Ha accordi con Accenture, Luxottica, Eni, KPMG, EY, Unilever, Boston Consulting, Tetrapak, L’Oreal… (la lista è lunghissima) e continua a crescere grazie ad una combinazione potentissima tra piattaforma di fitness e nutrizione online e l’accesso a 3000 (!) strutture fisiche in tutta Italia.

Ma riavvolgiamo il nastro: torniamo all’inizio

Conobbi i founder nel Febbraio 2017, la situazione era estremamente diversa: cinque ragazzi in una stanzetta, appena usciti dal programma di Accelerazione LUISS Enlabs di LVenture Group.
Ad essere proprio sinceri, non era la startup più sexy di quel batch, anzi. C’erano perplessità attorno a loro e quel modello di business così complesso.
Entrai in contatto con il CEO Matteo e dopo qualche riflessione, decise di ingaggiarmi per provare a dare una svolta alla crescita di Fitprime. Non senza rischio: all’epoca ero un perfetto sconosciuto e la modalità Fractional Executive era vista con diffidenza. Per fortuna di entrambi, la scommessa sarebbe stata quella giusta.

Le difficoltà di partenza

Andrò dritto al punto:

  1. Team di 5 persone, giovane e (all’epoca) con poca esperienza

  2. Modello di business molto complesso: Marketplace + SaaS, sia B2B che B2C e acquisizione via App (detta così suona come un casino, lo è stato)

  3. Mercato difficile e stra-affollato. Fitness. Aggiungo altro?

  4. Player pieni di soldi che erano appena entrati in Italia per prendersi il paese

  5. Avevamo massimo 3k di budget marketing mese. Sipario.

Gympass e gli altri avevano fatto round da decine di milioni per internazionalizzare dei business già validati, noi avevamo un seed da 300k. In pratica andavamo in guerra contro i carri armati, con una cerbottana.

Spolier: Ebbene sì, abbiamo vinto noi.

Da zero al Product Market Fit

Come ho già anticipato, la differenza vera, la fanno i Founder ed i loro incredibili talento, tenacia e capacità di adattamento ed evoluzione.

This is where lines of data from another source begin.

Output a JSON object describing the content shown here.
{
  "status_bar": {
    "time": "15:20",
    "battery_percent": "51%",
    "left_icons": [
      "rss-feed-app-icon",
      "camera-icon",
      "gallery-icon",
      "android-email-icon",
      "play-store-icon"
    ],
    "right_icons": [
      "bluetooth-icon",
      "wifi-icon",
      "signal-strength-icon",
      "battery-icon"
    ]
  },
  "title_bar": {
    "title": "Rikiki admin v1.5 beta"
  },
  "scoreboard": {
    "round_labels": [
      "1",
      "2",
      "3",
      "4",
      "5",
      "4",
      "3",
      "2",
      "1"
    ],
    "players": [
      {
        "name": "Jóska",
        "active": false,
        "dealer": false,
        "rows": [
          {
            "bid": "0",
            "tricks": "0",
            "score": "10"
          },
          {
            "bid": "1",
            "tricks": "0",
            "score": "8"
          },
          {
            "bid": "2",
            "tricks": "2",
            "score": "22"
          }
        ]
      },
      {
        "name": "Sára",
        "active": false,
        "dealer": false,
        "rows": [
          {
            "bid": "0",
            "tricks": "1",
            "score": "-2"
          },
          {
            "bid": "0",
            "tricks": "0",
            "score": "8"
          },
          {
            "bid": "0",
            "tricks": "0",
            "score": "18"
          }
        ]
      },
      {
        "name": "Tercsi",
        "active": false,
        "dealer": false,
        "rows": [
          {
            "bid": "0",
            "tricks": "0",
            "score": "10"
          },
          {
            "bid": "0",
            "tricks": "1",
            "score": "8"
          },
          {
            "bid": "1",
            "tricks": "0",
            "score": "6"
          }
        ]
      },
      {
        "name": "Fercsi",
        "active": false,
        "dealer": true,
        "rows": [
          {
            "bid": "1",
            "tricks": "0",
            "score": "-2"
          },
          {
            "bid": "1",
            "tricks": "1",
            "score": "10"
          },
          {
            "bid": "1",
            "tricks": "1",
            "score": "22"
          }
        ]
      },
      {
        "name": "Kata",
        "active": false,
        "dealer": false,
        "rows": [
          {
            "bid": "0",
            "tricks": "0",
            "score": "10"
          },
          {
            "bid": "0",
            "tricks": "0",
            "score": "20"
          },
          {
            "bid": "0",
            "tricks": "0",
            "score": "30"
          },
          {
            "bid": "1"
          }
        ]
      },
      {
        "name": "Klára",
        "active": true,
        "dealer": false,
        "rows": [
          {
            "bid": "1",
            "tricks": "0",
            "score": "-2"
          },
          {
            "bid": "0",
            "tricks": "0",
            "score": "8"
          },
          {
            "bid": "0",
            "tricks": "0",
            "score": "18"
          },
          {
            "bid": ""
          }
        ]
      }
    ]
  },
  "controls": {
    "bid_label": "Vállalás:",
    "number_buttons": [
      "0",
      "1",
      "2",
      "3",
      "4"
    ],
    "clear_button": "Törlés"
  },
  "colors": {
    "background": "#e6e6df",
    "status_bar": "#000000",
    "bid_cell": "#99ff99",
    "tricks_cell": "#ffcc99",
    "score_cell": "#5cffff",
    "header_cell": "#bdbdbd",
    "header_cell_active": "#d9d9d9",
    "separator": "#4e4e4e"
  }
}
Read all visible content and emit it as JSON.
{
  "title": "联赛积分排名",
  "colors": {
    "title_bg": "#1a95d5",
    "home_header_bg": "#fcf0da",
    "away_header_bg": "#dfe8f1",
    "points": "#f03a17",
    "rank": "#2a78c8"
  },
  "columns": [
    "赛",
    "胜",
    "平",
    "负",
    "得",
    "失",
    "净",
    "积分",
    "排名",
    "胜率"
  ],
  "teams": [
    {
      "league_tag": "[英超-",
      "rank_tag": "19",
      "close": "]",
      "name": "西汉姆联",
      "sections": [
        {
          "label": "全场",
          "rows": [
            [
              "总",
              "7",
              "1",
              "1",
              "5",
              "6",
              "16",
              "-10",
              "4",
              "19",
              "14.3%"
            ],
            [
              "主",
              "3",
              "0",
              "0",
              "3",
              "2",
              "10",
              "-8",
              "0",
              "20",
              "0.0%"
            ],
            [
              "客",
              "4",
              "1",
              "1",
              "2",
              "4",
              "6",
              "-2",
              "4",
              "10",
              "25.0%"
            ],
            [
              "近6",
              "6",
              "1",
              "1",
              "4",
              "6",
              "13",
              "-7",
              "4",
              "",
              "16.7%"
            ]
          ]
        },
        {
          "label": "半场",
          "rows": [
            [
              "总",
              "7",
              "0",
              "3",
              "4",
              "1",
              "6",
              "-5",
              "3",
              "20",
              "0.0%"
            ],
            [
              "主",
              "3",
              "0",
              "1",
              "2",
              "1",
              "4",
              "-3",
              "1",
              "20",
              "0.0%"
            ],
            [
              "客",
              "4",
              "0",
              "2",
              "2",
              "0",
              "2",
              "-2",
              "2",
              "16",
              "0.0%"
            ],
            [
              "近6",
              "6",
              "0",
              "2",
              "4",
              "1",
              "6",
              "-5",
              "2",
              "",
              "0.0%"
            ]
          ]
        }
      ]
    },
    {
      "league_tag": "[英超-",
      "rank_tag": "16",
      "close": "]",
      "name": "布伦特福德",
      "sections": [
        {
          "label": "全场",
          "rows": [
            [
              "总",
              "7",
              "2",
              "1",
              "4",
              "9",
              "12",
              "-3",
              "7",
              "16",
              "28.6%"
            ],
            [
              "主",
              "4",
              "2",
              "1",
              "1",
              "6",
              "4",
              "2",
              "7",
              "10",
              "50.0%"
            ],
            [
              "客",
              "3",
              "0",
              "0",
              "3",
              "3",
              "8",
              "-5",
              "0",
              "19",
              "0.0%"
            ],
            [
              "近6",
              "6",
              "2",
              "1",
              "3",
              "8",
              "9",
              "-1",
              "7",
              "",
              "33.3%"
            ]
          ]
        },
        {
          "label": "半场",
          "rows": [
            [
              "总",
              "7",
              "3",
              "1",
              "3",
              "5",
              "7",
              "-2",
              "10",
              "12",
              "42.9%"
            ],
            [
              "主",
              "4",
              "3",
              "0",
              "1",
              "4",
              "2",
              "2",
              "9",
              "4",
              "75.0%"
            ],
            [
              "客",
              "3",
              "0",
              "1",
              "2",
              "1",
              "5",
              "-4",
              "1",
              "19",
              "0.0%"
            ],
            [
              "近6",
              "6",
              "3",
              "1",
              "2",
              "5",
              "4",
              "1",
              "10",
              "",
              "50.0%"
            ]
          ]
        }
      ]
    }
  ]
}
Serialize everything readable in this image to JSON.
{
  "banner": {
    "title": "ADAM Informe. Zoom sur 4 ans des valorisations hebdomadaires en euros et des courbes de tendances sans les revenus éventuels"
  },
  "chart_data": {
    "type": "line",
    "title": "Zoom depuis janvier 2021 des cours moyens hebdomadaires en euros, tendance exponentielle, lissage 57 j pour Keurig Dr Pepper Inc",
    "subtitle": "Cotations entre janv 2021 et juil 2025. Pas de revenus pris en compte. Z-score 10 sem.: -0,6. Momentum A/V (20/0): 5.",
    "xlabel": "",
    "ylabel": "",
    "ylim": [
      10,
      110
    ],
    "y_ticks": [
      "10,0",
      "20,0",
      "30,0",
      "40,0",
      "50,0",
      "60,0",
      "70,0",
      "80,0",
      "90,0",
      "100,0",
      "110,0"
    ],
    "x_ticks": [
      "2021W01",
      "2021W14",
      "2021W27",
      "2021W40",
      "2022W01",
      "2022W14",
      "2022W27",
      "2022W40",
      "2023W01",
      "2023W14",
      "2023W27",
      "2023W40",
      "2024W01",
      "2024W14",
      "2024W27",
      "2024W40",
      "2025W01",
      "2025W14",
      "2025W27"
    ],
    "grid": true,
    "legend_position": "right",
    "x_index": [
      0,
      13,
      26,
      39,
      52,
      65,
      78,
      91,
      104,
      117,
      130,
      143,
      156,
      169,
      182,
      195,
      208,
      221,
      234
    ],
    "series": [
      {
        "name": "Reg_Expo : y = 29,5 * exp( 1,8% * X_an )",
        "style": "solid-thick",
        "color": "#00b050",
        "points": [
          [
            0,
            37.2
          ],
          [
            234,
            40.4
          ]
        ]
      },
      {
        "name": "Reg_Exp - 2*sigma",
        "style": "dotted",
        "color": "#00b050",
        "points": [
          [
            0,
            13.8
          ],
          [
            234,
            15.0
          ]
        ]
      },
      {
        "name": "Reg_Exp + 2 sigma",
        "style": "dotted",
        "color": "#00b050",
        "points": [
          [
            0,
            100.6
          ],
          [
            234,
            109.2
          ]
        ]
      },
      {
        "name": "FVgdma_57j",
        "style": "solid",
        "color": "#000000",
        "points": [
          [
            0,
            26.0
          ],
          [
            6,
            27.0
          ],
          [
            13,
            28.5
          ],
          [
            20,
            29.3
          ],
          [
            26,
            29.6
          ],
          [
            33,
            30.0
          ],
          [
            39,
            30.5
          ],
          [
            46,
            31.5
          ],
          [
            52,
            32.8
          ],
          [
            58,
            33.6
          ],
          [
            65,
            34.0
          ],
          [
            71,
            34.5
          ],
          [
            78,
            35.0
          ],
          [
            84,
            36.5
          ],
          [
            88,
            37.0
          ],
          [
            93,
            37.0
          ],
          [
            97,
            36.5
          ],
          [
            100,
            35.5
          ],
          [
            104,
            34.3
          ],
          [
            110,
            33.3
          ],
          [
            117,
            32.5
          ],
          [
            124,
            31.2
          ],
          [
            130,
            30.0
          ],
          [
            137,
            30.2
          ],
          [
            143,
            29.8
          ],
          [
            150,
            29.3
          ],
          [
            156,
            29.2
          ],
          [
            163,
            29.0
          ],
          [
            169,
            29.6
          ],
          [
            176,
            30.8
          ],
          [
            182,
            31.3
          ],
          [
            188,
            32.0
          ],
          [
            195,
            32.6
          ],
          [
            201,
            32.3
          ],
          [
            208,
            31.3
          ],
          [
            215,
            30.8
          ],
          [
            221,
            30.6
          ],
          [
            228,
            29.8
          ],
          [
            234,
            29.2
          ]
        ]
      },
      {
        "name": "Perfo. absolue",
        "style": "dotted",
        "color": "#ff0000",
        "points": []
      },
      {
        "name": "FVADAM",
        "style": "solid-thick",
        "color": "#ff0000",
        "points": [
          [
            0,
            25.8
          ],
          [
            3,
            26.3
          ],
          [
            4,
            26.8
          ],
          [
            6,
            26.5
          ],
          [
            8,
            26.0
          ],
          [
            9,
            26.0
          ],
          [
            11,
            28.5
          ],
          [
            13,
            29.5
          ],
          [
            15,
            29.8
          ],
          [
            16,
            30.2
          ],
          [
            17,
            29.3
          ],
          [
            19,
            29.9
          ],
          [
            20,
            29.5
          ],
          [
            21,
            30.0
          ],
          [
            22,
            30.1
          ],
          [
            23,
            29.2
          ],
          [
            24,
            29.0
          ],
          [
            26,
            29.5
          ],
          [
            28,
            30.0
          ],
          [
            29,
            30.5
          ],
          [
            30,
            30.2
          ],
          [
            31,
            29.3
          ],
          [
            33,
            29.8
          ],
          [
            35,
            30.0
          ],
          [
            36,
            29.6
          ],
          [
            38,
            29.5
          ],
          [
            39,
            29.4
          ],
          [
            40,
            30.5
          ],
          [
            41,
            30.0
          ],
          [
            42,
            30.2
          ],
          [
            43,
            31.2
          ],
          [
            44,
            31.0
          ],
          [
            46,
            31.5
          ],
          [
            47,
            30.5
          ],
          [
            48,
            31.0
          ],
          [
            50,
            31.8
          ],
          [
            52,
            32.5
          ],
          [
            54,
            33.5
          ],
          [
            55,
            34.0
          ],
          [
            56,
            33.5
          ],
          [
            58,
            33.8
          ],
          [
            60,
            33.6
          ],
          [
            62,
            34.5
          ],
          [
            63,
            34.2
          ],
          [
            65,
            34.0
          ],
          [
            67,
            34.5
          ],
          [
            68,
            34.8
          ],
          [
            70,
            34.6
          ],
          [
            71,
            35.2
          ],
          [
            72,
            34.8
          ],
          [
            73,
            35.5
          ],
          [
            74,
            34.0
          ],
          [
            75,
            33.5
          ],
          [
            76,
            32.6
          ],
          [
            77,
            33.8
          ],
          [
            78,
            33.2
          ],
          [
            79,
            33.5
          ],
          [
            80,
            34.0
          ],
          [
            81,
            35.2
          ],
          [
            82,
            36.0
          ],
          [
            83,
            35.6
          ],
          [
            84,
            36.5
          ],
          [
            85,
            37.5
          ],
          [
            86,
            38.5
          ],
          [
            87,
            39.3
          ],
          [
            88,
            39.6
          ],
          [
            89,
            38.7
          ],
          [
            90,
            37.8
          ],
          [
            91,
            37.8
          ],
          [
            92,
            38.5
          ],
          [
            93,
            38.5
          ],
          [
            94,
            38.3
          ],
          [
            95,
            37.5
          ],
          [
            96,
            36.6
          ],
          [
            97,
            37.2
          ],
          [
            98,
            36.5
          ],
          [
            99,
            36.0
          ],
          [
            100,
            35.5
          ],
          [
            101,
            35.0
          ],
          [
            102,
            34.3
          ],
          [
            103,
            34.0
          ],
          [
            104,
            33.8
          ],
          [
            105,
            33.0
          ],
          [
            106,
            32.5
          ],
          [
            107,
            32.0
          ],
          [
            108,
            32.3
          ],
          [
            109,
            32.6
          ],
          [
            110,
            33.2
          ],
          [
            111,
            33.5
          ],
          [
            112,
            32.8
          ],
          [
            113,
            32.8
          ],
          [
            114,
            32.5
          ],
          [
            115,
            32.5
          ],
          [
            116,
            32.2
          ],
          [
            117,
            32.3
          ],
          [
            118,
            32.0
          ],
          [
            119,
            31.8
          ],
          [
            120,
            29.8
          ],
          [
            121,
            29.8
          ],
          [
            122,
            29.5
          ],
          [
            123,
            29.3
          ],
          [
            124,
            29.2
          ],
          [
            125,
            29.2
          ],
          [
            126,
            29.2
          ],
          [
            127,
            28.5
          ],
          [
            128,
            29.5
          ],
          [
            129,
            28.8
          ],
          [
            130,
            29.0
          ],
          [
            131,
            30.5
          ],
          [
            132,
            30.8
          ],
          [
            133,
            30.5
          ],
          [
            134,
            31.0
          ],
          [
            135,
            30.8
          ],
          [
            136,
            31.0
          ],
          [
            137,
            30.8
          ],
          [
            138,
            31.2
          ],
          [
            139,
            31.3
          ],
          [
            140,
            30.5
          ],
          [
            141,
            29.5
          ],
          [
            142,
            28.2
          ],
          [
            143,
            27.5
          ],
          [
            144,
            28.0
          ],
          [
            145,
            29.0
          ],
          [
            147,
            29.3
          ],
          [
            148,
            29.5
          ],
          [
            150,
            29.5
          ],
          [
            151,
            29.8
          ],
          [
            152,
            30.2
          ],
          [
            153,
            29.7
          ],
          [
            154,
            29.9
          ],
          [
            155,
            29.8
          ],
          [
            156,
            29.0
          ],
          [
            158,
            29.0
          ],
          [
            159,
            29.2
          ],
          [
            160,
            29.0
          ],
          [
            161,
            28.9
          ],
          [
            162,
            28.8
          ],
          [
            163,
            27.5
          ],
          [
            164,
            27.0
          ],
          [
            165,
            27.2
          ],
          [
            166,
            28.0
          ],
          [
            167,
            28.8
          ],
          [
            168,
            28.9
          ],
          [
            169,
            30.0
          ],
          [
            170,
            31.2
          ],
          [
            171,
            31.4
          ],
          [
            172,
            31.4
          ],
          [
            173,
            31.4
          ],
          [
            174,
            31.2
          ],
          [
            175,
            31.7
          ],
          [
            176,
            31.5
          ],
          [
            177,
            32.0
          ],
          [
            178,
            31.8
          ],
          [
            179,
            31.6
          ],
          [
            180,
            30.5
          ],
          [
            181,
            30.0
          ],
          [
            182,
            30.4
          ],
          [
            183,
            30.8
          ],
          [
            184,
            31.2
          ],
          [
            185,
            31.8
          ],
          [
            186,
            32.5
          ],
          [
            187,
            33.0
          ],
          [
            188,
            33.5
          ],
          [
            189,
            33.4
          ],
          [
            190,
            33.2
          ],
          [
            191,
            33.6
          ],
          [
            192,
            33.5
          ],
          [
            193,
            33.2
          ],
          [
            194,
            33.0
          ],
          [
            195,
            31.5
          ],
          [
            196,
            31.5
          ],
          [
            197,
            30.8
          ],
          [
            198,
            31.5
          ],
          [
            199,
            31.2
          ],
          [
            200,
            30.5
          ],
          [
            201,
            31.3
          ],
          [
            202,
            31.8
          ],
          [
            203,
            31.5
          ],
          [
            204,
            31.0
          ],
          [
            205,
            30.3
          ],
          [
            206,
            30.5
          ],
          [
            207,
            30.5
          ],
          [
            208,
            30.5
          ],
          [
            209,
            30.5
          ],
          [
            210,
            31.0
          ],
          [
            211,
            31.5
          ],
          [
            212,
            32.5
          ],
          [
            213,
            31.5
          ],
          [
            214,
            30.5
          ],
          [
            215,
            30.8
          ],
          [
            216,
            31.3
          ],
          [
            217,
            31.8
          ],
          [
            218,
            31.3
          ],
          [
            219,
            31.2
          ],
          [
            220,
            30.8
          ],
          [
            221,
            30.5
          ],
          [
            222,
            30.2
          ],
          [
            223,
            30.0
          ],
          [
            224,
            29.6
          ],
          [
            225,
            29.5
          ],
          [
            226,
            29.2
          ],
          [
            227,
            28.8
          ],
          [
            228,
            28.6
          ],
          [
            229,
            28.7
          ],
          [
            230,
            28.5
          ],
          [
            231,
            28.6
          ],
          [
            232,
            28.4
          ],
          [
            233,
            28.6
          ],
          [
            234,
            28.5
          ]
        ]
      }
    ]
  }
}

Fitprime in questo ha dei fuoriclasse veri in tutti gli ambiti, strategico, tecnologico, commerciale…

Mentirei però, se dicessi che tutto ciò su cui ho lavorato nei primi due anni della startup non avesse fatto la differenza. 

Proverò a sintetizzare qui, una serie di interventi che abbiamo realizzato e che hanno portato al Product Market Fit, che per noi è stato avere i primi mille clienti paganti. La soglia psicologica e la milestone considerata il primo grande passo nella storia di una startup ⛳️.

Partimmo dal B2C. Follia o vantaggio strategico?

Mi piace pensare che fummo dei piccoli Forrest Gump. Mentre dall’estero i nostri competitor venivano agguerriti sulla fetta più grande (e più profittevole) che sono le aziende ed il mondo B2B, noi come dei pazzi correvamo dietro al mercato di massa: volevamo aggredire il B2C andandoci a prendere gli utenti, uno per uno.

Ad oggi, carte alla mano, sembra pura follia, ma guardando indietro sembra chiaro: quello fu il nostro vantaggio competitivo.

Ebbene sì, raggiungere il PMF (d’ora in poi abbrevierò così Product Market Fit) puntando sull’utilizzatore finale, ci ha dato un grandissimo vantaggio sul prodotto, anche quando Fitprime ha fatto il suo Pivot verso il mondo delle aziende, passando al B2B.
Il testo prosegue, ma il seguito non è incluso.